Впрочем, плавание их закончилось раньше, чем они предполагали. Однажды на исходе третьей недели путешествия, они как обычно пристали на ночь к берегу, и вдруг нежданно-негаданно обнаружили рядом большое становище эблаитских купцов. Гильгамеш немедленно отправился туда, чтобы расспросить этих людей о дороге к кедровым горам. Выяснилось, что торговцы очень хорошо знают те места. Они предложили вождю присоединиться к их каравану и идти вместе к Эбле. Обрадованный Гильгамеш вернулся к Энкиду.
-- Счастье вновь улыбается нам, возлюбленный брат мой, - сказал он. - Я нашёл людей, которые готовы сопроводить нас в Эблу, откуда рукой подать до кедровых гор. Пойдём попрощаемся с гостеприимным хозяином этого корабля и возблагодарим его за помощь. Отныне наши пути расходятся.

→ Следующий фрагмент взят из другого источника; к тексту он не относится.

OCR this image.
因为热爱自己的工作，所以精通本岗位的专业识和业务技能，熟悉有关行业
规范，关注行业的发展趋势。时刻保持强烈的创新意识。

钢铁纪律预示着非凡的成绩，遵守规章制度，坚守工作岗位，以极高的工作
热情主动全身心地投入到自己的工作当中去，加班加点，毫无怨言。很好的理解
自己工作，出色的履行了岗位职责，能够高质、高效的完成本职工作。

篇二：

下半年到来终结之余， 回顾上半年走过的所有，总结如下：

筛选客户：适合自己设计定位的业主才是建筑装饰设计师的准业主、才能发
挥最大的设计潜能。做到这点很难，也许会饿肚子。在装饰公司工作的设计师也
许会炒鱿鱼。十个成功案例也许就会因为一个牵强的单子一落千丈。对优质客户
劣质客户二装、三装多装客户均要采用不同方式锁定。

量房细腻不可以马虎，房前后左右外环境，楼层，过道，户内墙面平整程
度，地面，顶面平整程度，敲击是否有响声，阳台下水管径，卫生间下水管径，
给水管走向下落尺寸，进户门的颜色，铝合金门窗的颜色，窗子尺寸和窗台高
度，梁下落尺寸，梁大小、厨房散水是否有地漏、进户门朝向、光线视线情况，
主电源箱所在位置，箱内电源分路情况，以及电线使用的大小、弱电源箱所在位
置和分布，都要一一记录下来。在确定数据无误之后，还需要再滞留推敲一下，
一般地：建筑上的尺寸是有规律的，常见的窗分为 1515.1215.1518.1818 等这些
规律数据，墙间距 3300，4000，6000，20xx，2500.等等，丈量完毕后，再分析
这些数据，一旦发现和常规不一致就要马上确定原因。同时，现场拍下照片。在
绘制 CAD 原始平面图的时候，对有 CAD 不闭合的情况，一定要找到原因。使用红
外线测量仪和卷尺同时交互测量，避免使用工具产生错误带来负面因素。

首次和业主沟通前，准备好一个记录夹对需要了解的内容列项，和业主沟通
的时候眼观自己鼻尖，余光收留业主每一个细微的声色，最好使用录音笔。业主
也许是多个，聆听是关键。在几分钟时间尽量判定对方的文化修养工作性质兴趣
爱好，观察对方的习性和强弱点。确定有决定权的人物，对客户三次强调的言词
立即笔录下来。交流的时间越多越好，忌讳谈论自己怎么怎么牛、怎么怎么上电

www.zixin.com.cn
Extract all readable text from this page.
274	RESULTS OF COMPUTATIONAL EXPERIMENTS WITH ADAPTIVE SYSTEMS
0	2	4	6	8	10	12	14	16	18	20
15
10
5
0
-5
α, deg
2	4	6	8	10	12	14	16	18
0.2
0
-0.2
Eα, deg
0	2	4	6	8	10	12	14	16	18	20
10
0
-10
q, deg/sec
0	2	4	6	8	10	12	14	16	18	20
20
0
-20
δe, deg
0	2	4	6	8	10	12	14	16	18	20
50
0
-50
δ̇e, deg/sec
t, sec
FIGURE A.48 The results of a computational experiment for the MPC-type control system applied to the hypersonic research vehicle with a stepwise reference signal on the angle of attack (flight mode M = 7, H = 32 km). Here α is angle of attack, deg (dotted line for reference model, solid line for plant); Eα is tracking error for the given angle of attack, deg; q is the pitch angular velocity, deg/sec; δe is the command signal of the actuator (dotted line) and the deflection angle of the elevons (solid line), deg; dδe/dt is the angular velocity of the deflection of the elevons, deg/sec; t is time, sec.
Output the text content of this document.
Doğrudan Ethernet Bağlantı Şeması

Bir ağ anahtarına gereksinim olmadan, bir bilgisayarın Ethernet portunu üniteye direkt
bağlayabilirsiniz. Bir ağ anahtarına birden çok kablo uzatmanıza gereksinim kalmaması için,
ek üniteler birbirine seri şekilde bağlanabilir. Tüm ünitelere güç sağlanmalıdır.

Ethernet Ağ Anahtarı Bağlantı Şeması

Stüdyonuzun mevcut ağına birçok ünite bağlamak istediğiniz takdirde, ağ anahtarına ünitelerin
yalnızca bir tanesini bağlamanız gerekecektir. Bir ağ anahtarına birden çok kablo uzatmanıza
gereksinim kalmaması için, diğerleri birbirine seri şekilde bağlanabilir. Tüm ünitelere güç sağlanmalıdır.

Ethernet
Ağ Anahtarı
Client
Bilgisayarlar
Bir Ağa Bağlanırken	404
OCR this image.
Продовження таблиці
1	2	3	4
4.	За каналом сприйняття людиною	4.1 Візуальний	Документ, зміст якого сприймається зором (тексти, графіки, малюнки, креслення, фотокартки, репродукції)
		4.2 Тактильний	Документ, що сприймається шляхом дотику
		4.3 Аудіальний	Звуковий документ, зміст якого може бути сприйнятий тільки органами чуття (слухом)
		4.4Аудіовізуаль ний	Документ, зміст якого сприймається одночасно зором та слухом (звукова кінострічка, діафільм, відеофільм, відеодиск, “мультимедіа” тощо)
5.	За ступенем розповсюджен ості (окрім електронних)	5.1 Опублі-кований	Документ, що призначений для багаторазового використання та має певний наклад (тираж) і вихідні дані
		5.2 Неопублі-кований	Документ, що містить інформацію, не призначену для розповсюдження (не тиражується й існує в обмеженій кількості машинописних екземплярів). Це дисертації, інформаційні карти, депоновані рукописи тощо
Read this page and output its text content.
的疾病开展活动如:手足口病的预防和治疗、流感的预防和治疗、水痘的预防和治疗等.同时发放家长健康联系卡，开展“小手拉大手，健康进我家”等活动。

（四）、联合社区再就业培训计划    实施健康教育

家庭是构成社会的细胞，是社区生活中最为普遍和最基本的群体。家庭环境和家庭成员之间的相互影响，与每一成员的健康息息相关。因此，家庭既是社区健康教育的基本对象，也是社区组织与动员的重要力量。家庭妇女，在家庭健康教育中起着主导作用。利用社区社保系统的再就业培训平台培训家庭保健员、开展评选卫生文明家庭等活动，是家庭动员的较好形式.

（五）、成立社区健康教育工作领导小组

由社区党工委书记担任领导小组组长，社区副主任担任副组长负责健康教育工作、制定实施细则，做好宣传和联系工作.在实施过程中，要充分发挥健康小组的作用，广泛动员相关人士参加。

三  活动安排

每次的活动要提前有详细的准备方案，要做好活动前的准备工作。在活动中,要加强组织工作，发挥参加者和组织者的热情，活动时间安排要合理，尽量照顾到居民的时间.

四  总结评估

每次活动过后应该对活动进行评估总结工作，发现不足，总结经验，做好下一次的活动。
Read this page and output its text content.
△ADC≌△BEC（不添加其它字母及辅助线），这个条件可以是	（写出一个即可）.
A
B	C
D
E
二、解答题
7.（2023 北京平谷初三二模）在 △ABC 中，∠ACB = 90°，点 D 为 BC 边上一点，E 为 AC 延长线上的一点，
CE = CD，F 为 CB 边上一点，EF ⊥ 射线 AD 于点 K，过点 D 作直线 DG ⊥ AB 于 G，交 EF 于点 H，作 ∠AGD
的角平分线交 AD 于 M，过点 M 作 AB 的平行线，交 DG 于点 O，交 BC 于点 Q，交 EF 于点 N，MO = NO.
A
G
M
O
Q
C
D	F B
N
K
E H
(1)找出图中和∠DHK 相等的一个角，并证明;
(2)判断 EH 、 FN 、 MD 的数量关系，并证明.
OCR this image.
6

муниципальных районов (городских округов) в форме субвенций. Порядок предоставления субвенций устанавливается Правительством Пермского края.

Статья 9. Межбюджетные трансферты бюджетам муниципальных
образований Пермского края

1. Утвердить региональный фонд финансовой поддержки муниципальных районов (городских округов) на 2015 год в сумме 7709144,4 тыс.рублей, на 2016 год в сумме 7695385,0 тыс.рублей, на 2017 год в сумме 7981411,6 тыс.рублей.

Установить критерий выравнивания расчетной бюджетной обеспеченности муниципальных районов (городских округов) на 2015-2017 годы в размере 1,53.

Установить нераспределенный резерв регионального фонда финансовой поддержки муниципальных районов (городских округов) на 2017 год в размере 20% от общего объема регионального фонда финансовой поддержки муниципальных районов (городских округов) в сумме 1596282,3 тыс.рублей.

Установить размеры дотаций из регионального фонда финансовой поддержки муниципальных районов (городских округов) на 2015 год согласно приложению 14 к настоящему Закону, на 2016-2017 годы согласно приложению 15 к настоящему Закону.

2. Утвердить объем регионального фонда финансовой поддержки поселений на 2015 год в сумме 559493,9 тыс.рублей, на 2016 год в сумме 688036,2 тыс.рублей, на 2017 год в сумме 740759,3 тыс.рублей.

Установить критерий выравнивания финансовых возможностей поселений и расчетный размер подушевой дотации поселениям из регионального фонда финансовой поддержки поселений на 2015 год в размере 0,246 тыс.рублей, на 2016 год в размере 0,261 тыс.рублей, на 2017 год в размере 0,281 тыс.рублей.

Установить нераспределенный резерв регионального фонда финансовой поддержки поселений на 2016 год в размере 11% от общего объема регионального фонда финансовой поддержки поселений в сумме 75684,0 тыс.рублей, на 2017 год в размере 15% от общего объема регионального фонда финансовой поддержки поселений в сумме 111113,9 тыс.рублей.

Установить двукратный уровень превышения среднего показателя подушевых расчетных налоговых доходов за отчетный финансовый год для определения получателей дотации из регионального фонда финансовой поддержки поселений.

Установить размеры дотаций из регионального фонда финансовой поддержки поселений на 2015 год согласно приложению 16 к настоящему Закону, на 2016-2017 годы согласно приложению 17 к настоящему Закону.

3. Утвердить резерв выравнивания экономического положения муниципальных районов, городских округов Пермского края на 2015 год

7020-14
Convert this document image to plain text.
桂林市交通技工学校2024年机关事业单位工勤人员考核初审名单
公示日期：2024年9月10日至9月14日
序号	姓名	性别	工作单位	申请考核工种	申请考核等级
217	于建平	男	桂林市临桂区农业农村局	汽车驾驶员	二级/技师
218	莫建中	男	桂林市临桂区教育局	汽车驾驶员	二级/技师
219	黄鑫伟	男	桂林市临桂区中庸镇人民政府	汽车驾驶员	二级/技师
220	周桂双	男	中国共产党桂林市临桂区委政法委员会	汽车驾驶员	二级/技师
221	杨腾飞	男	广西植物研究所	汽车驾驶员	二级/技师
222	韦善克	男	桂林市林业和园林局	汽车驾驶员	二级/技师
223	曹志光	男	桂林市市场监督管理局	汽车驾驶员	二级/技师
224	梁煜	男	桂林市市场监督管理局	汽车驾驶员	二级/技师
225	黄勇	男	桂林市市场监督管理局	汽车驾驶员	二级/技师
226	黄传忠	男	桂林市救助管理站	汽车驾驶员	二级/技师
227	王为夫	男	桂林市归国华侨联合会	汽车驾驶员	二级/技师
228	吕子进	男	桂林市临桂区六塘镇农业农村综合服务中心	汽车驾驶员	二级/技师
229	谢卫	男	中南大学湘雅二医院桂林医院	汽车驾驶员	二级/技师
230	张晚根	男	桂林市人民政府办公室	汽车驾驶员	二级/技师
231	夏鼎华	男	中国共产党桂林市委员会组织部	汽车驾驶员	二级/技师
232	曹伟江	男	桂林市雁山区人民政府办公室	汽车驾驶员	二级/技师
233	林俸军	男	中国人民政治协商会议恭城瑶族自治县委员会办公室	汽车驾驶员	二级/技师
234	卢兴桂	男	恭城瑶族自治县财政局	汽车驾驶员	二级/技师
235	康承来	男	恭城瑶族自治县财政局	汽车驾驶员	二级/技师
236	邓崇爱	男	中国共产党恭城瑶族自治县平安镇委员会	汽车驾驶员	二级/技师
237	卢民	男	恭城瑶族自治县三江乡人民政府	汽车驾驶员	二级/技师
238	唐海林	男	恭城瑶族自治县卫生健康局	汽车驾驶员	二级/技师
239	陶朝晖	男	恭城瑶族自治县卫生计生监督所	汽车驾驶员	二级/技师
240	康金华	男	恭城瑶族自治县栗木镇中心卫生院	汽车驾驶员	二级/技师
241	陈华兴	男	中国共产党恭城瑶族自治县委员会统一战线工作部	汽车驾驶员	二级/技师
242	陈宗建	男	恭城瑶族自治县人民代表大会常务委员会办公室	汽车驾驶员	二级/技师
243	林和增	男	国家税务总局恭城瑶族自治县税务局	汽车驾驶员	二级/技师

Напарники отправились к кормчему и сообщили ему о своём желании оставить судно. Корабельщик искренне огорчился.
-- Не слишком ли опрометчивое решение вы приняли? - спросил он с тревогой. - Эблаиты - народ ушлый. Им ничего не стоит заманить вас к себе и раздеть донага. Я бы не доверял людям, которые говорят на сутийском наречии.
-- Мы ценим твою заботу, достопочтенный кормчий, - ответил Гильгамеш. - Но решение наше неизменно. Мы признательны тебе за всё, что ты сделал для нас, а ныне пришёл час расстаться.
-- Ну что ж, - вздохнул корабельщик. - Мне тоже было приятно плыть с вами, урукцы. Быть может, судьба ещё сведёт нас вместе.
Они тепло попрощались. Гильгамеш напоследок пригласил корабельщика в Урук, обещая с почётом принять его в своём доме. Кормчий с радостью согласился, не подозревая, какая честь ему оказана. Со своей стороны он тоже пригласил Гильгамешу и Энкиду к себе, будучи уверен, что проявляет снисхождение к двум безвестным воинам. На этом они расстались.
Идти с караваном было веселее, чем плыть на корабле. Купцы оказались жизнерадостными людьми, всю дорогу пели разные песни и рассказывали байки из своей беспокойной жизни. Энкиду не понимал их языка, зато Гильгамеш с жадностью слушал удивительные рассказы о путешествиях в дальние страны и плаваниях по морям.